The differences in the data results of the three assessments between G4 and Control demonstrated that when they used E-learning environments for a short period (two semesters), higher grade elementary school students did not demonstrate significant changes in their horary visual acuity, whereas long-term use (three semesters, i.e., ≥ 1.5 years) led to a significant improvement in right eye horary visual acuity.

7. Implications

In conclusion, the following are problems that require the attention of students, parents, schools, governments, and society: Firstly, the proportion of students with poor vision continues to increase as they increase in grade. Secondly, E-learning environment use can significantly affect elementary and middle school students’ vision.
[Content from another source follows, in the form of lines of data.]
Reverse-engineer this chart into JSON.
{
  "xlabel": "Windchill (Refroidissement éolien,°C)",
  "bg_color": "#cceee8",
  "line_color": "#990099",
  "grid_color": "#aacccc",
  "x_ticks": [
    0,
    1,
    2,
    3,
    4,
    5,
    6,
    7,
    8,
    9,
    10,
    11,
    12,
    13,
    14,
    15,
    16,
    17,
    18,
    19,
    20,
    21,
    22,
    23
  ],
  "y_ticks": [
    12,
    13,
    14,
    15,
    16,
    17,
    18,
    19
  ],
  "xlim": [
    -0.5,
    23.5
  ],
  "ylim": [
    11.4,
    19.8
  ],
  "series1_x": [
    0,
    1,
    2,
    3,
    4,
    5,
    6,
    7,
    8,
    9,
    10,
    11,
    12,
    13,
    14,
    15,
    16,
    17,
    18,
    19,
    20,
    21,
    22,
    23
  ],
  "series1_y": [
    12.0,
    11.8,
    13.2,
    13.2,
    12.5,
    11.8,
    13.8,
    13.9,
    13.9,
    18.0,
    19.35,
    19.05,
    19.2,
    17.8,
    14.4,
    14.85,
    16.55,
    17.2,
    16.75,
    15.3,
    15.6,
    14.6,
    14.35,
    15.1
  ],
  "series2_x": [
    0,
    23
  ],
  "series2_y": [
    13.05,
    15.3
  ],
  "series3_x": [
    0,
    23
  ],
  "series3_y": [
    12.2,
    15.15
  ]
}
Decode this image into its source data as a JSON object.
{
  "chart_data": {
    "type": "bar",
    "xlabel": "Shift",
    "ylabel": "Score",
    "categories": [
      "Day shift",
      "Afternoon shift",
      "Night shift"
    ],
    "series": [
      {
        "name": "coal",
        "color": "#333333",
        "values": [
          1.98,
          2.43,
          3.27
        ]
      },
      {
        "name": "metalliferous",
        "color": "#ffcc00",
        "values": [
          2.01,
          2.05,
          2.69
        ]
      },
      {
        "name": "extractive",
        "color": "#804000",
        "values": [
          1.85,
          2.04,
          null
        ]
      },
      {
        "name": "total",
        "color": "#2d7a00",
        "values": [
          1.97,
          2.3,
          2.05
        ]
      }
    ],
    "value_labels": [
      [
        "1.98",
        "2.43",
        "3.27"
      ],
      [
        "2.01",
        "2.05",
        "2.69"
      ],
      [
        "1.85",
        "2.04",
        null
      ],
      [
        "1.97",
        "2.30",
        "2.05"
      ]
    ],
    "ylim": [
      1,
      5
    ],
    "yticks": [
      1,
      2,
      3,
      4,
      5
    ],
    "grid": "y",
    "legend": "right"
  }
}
Thirdly, for elementary school students in Grades 4 and 5, the current E-learning environment use duration and frequency (mainly referring to the use of E-learning equipment provided by the school in and out of class) is not the main factor that affects their vision and depth perception; it can even improve the time horary visual acuity of students’ right eyes. However, long-term use can lead to gradual changes, such as the deterioration of right eye horary visual acuity, in higher grade elementary school students. However, the visual field can become narrow, with deviation to the lower left (this may be related to the “phubbing phenomenon”). Fourth, in students, the main causes of vision loss, in addition to the E-learning environment use after class, may be the increased use of other related electronic products (such as smartphones, televisions, and gaming consoles), increased schoolwork burden and study pressure, and decreased exercise.